Le Parlement européen rejette une demande hongroise de levée de l’immunité de deux eurodéputés
Le Parlement européen a refusé, mardi 7 octobre, la demande de la justice hongroise visant à lever l’immunité de deux eurodéputés : l’Italienne Ilaria Salis, issue du groupe La Gauche, et le Hongrois Péter Magyar, du Parti populaire européen, un opposant déclaré au Premier ministre Viktor Orbán.
STRASBOURG — Réunis en plénière, les eurodéputés ont voté ce mardi sur deux demandes de levée d’immunité de la justice hongroise.
Élue députée européenne du groupe de La Gauche (GUE/NGL) l’année dernière alors qu’elle était assignée à résidence à Budapest, Ilaria Salis, une militante antifasciste, est accusée d’avoir agressé des manifestants d’extrême droite dans la capitale hongroise en 2023. Devenue une cause célèbre pour la gauche européenne, elle nie toute infraction et estime que les accusations à son encontre sont motivées par des considérations politiques.
Son immunité a été maintenue avec une courte majorité : 306 voix pour, 305 contre — un résultat qui illustre les profondes divisions du Parlement sur son cas.

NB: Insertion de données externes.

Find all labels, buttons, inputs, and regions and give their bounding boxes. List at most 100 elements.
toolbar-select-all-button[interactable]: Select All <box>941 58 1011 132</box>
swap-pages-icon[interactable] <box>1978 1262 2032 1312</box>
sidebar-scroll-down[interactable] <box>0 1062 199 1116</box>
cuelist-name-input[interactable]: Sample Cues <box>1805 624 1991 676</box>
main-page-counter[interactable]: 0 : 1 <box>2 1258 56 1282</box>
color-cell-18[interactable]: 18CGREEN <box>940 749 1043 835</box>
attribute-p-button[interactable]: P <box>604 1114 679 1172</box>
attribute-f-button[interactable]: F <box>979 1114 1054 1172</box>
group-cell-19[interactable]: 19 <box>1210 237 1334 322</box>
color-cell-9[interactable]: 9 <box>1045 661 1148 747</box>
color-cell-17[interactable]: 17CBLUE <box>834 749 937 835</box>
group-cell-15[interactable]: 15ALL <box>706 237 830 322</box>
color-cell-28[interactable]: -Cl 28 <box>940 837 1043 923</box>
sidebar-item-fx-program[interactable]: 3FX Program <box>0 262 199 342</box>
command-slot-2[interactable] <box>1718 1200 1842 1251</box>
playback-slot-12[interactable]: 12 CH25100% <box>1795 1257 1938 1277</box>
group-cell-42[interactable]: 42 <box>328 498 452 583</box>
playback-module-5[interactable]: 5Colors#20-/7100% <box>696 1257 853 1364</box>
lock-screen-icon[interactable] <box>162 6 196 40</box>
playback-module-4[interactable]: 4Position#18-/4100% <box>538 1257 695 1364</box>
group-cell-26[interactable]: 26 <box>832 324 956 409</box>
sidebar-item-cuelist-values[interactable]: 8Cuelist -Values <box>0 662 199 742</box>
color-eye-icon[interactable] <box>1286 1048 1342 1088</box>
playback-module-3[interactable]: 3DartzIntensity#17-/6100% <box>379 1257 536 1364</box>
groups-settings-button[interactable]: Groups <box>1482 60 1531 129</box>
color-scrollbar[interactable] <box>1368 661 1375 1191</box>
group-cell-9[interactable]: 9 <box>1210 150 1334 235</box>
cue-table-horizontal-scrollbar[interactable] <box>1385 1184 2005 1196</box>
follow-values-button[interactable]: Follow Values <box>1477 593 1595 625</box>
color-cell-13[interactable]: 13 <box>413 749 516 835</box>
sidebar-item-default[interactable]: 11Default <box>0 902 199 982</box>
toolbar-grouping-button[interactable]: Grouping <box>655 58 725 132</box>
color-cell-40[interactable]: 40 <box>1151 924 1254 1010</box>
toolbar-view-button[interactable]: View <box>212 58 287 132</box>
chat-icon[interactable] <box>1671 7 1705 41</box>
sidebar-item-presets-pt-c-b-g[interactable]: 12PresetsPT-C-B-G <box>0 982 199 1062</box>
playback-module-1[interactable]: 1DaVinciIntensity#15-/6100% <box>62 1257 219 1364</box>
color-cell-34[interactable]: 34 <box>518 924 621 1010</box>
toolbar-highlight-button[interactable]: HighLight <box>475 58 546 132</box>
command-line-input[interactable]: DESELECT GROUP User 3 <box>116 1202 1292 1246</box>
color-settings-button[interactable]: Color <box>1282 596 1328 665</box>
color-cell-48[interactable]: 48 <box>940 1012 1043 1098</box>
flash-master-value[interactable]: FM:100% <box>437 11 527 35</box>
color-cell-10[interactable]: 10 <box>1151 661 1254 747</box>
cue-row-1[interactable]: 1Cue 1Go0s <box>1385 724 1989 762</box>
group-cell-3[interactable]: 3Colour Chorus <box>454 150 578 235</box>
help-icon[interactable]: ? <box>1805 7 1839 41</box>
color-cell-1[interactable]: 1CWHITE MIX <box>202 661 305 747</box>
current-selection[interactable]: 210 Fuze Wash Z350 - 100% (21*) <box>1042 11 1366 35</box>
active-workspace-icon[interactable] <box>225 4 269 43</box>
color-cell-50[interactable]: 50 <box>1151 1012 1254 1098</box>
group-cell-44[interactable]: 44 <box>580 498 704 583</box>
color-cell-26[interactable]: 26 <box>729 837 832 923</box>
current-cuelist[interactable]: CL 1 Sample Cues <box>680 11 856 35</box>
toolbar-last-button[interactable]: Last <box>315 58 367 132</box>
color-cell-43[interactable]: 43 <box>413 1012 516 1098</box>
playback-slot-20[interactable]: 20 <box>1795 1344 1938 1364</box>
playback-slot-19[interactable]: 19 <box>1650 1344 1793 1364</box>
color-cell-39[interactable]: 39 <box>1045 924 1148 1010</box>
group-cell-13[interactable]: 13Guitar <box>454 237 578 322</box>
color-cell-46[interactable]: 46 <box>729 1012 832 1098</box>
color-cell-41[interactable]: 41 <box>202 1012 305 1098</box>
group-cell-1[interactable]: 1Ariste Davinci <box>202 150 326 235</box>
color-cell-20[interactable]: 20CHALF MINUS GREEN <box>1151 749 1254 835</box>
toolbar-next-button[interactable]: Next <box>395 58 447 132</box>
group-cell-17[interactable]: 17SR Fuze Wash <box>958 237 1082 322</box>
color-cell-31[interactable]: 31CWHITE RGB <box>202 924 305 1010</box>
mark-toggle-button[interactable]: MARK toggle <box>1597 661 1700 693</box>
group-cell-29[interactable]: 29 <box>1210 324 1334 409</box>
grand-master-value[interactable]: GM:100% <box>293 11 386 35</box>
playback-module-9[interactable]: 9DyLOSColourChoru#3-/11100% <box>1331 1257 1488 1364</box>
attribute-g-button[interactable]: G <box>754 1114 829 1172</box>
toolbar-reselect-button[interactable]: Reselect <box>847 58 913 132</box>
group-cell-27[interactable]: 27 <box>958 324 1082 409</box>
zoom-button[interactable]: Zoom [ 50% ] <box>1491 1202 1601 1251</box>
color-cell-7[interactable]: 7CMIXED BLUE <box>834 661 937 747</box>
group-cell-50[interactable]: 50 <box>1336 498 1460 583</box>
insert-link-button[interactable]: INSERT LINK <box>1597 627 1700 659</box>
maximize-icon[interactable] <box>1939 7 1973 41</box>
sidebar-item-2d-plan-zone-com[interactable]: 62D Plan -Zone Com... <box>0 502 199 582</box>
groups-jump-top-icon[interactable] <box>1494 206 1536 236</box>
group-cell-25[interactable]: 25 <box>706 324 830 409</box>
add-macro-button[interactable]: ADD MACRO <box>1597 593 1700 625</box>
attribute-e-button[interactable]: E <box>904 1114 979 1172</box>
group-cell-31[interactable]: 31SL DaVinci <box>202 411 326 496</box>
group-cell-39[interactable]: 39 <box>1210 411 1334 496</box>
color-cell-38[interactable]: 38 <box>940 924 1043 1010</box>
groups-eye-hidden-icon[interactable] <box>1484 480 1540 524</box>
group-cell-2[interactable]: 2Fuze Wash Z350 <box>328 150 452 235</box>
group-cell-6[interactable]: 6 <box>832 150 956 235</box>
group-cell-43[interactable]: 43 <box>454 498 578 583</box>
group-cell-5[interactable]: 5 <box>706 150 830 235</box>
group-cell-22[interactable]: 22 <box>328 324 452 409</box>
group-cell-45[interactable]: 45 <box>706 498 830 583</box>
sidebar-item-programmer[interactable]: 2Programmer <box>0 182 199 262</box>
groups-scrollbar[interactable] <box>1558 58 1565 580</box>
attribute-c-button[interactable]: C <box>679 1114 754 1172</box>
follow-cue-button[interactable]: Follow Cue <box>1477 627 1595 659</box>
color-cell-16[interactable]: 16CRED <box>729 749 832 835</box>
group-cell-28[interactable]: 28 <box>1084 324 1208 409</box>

Dans l’hémicycle, La Gauche a salué le résultat par des applaudissements, tandis que des élus d’extrême droite ont accusé le Parti populaire européen (PPE, centre-droit) d’avoir « protégé des terroristes d’extrême gauche ».
« Le vote sur Salis, décidé à une seule voix près, marque le refus du Parlement de céder à la pression du gouvernement hongrois de Viktor Orbán, qui a une fois de plus cherché à utiliser le système judiciaire pour faire taire ses opposants politiques », a commenté l’eurodéputé écologiste David Cormand.

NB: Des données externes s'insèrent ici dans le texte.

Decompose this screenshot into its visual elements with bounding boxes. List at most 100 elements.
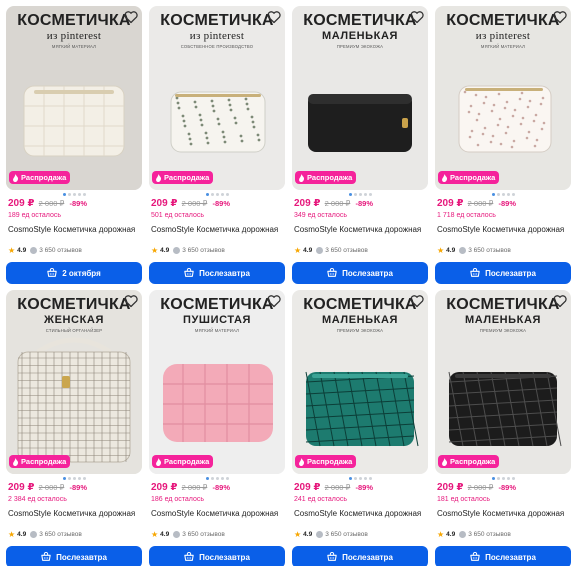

L’élu du PPE Péter Magyar, autrefois proche de Viktor Orbán mais aujourd’hui l’un de ses plus virulents détracteurs, est considéré par de nombreux députés européens comme la cible de pressions politiques à l’approche des élections de l’année prochaine en Hongrie.
Les eurodéputés ont rejeté trois demandes de levée de son immunité, liées à des affaires aussi diverses qu’un prétendu vol de téléphone dans une boîte de nuit ou une plainte en diffamation déposée par un ex-député du parti au pouvoir, György Simonka, et le parti d’extrême droite Notre Mouvement pour la Patrie.

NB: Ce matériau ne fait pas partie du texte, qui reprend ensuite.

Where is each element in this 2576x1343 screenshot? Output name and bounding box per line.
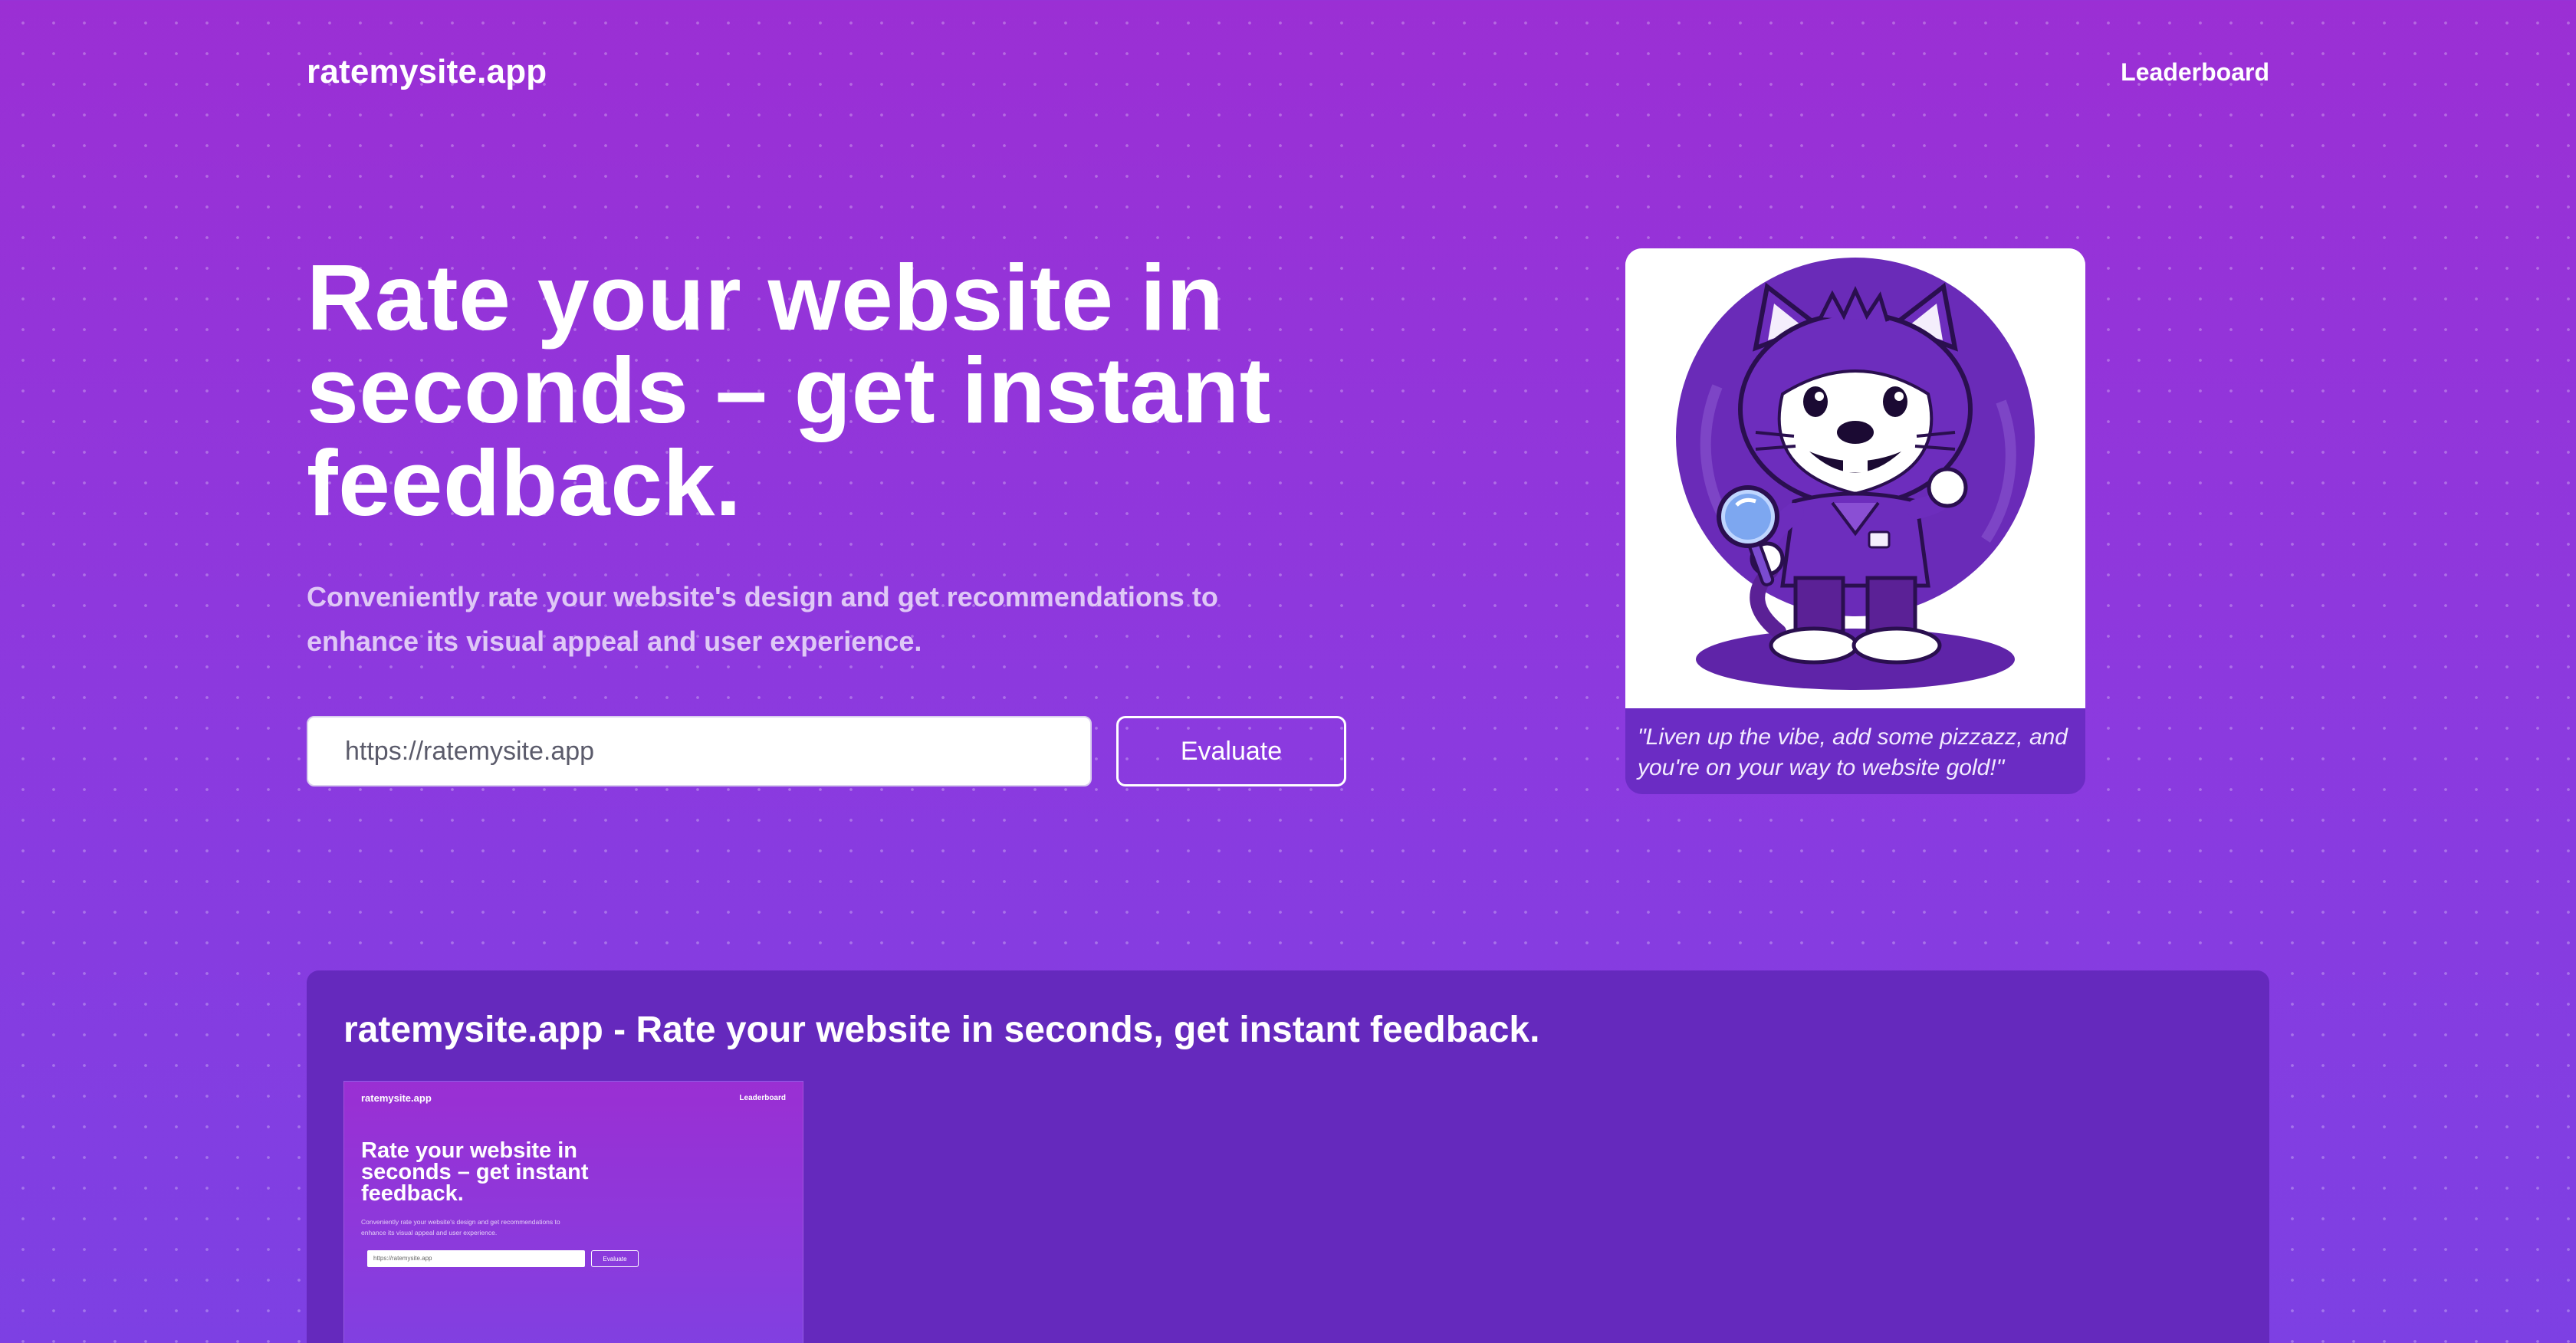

Ces votes à bulletin secret traduisent une méfiance croissante du Parlement envers l’indépendance de la justice en Hongrie. Il s’agit d’un refus inhabituel de coopérer avec un État membre sur des demandes d’immunité.
La décision pourrait cependant nourrir la rhétorique de Viktor Orbán, qui accuse régulièrement Bruxelles d’ingérence et de protection des opposants hongrois. Le différend entre Budapest et l’Union européenne sur l’État de droit, la liberté des médias et l’indépendance judiciaire reste l’un des plus profonds de l’UE.
Ces décisions ont également mis à l’épreuve la doctrine traditionnelle du Parlement en matière de levée d’immunité, sauf en cas de motivation politique manifeste, une ligne qui est de plus en plus floue dans le cas de la Hongrie.
S’exprimant mardi depuis le Parlement à Strasbourg, Ilaria Salis a déclaré : « Ce vote prouve que lorsque les représentants élus, les militants et les citoyens défendent ensemble les valeurs démocratiques, les forces autoritaires peuvent être confrontées et vaincues ».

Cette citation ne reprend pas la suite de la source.